Classification and Analysis
The case is categorized as a visual sighting reported by ground or air observers. Within the framework of historical UAP studies, such sightings are often analyzed alongside other contemporary reports to determine if patterns of movement or shared characteristics exist across different geographic regions. The classification of the event as a UFO indicates that the object’s identity could not be immediately verified through existing military or civilian tracking methods available in 1948.
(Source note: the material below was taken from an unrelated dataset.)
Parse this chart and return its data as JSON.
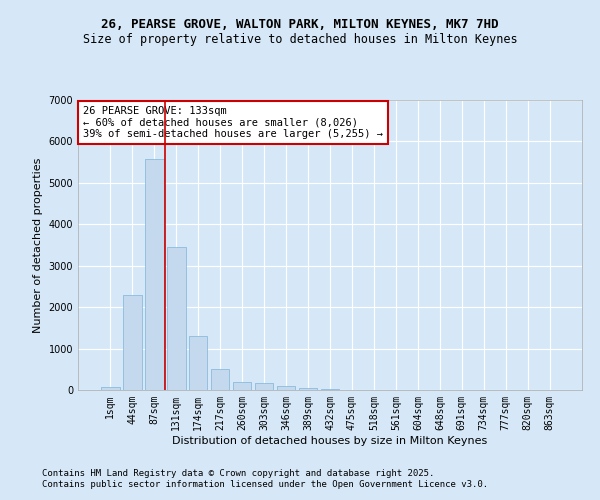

All records released under the PURSUE program are designated unresolved by the All-domain Anomaly Resolution Office. The federal government has not concluded these 1947-era incidents were anomalous, has not concluded they were conventional, and has not ruled out either possibility. Researchers examining the 1947-era saucer wave often consider several conventional candidates to explain such sightings. These include the Project Mogul balloon flights, which were active over the U.S. Southwest at the time, as well as experimental jet and rocket aircraft undergoing testing. Other possibilities include atmospheric optical effects or astronomical objects that were misidentified due to unusual viewing angles. The Colusbus Area incident remains part of this broader, unresolved historical dataset.